自分達を招待した当の本人の姿が見えないのだ。
男は勝二のラテン語に一瞬ビックリしたようだったが、申し訳なさそうな顔をして口にする。
『神父ヴァリニャーノは今朝、急な用事が出来てローマを離れております』
『え?』
まさかそのような答えが返ってくるとは思っていなかった。
ヴァリニャーノへの連絡はマルコに頼んだのだが、不在であるとは聞いていない。
どういう事だと思った瞬間、聴衆の歓声が一層高まる。
『教皇!』
カトリックの頂点に立つ、グレゴリウス13世の登場だった。
勝二は考え事が纏まらないまま、ぼんやりと歓迎の式典を眺めた。
「何だ、来いと口にした本人がおらぬのか?」
「そのようです」
式後、報告の為に信長の下を訪ねた。
宿泊するのはバチカンが所有する宮殿で、華美とならない程度に装飾が施された、上品な造りの部屋である。

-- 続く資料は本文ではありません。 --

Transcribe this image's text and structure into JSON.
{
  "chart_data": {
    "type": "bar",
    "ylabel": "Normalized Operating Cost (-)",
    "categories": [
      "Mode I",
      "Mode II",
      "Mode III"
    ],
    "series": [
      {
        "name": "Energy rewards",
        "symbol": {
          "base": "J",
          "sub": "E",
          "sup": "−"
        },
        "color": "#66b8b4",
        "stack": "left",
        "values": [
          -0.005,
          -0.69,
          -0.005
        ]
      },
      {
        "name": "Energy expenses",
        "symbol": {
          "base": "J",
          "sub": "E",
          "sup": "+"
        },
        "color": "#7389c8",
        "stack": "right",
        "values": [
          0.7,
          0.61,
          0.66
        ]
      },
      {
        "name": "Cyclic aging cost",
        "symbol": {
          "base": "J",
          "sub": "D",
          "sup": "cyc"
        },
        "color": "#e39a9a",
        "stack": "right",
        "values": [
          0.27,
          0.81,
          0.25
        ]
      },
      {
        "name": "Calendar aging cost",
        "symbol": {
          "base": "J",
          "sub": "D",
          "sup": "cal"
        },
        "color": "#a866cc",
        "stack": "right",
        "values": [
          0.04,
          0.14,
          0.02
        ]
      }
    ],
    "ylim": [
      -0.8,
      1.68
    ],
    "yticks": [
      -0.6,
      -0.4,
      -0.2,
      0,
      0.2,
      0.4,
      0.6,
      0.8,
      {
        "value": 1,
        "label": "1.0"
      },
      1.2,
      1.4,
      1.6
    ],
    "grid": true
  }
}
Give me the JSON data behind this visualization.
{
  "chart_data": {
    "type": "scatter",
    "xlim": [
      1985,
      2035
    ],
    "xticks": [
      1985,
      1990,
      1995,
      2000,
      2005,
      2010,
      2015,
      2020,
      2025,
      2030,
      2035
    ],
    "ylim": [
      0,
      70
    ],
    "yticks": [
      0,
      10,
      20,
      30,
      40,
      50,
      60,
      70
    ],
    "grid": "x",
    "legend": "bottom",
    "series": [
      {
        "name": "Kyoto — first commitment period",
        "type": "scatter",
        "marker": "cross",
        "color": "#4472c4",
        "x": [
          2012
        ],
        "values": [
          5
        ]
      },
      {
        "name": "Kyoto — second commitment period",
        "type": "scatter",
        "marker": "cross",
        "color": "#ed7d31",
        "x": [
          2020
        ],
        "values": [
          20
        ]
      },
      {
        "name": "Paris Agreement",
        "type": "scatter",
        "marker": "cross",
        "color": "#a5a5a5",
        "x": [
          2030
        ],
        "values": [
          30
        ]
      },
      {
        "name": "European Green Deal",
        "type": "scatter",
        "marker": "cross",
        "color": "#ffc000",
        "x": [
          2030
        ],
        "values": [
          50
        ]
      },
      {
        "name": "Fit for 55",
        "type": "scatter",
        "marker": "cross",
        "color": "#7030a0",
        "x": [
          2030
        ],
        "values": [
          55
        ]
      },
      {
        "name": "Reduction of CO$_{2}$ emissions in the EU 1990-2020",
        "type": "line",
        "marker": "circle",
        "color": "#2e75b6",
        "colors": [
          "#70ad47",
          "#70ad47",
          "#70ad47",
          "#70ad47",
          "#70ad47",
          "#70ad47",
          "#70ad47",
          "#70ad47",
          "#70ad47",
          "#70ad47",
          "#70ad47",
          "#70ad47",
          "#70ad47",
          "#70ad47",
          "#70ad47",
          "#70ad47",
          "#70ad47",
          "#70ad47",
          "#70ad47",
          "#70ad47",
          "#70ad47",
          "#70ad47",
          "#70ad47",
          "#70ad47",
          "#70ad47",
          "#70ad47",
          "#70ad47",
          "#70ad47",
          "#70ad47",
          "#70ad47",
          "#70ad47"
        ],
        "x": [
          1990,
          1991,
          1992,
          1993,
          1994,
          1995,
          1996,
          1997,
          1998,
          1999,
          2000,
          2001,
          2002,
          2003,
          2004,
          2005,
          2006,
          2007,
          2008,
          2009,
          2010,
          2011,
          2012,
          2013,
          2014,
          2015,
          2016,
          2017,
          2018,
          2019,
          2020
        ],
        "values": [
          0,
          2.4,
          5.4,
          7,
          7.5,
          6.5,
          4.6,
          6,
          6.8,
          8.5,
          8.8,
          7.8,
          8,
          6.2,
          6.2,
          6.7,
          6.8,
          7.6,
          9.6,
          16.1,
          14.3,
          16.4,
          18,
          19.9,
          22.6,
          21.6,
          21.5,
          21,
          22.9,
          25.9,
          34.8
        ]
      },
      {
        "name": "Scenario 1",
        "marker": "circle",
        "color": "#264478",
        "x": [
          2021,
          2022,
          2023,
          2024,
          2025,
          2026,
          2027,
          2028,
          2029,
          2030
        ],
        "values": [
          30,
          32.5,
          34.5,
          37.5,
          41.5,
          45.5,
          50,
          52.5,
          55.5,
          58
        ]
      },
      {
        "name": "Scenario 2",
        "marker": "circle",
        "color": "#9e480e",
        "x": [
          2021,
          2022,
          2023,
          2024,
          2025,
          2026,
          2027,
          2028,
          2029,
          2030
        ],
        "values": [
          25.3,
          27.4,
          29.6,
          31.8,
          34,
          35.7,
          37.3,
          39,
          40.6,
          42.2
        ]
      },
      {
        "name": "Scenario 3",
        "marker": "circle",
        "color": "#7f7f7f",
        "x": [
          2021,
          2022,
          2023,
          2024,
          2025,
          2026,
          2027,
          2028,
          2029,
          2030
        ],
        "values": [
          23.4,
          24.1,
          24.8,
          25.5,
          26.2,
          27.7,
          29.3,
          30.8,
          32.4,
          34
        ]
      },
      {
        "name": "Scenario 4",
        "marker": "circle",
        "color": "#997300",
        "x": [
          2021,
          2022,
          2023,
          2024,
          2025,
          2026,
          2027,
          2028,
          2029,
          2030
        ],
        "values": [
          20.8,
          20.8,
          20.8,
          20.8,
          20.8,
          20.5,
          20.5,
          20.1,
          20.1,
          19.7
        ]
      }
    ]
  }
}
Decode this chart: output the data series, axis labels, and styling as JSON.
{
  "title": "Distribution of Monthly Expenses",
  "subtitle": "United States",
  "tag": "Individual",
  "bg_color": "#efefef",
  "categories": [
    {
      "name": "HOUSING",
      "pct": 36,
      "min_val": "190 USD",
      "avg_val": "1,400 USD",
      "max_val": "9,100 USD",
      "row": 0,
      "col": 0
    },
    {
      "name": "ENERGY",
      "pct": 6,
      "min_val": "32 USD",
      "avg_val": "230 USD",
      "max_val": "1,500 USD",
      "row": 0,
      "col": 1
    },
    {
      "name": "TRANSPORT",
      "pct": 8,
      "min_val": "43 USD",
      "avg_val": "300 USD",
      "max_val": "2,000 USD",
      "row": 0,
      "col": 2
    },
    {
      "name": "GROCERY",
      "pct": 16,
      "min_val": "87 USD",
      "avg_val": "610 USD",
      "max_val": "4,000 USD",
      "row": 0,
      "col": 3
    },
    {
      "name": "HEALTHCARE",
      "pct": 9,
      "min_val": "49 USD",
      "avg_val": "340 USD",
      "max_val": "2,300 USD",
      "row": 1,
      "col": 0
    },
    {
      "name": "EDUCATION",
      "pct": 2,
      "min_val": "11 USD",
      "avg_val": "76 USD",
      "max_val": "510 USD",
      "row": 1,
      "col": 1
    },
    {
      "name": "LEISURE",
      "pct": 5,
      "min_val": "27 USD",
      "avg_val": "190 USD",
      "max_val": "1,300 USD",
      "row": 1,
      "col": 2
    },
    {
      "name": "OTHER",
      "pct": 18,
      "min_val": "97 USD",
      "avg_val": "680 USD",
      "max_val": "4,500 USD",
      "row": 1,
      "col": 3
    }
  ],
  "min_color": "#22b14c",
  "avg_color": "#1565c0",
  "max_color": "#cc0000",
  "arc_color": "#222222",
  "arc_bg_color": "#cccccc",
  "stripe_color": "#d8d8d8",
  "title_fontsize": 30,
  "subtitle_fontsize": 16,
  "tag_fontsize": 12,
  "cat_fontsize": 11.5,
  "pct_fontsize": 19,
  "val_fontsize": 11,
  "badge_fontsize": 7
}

「ヴァリニャーノ神父は律儀な方ですので、我らに何も言わず、バチカンを離れるとは考えられません」
「火急の用事でローマを離れるにせよ、一度顔を出せば済むからな」
部屋の窓からはバチカンが所有する庭園が見える。
幾何学模様に整えられた、美しい庭である。
何人もの庭師が忙しそうに働いていた。
「仮に病気や怪我だとしても、その事を隠す必要はない筈です」
「ローマを離れた訳でなく、歩けない訳でもない。あるとすれば蟄居か」
「恐らくは」
蟄居とは武士に科せられる刑罰で、平たく言えば自宅謹慎である。
信長が思いつきを口にする。
「故郷に帰って気が緩み、女でも抱いたのではないか?」
「まさか!」
神父といった司祭職は外聞を重んじ、醜聞は致命的である。
特にイエズス会士は生涯未婚を誓っているので、女性問題には厳しい。
否定する勝二をニヤニヤと見つめ、言う。
「その方と同じではないか?」
「そ、そんな筈は!」
途端に動揺し始めた。
もしかしたらという思いが芽生えたようだ。
そんな勝二をひとしきり笑い、命ずる。
「どうなっているのか調べてみよ」
「畏まりました」
信長の命を受け、勝二はヴァリニャーノの居所を探り始めた。
しかし、直ぐにそれどころではなくなる。
ミサや通訳で自由な時間が取れない。
そして何の手掛かりも掴めないまま、信長は教皇と面会する事となった。
「嫌な予感がしますね」
漠然とした不安があった。
色々とイメージで描写しています。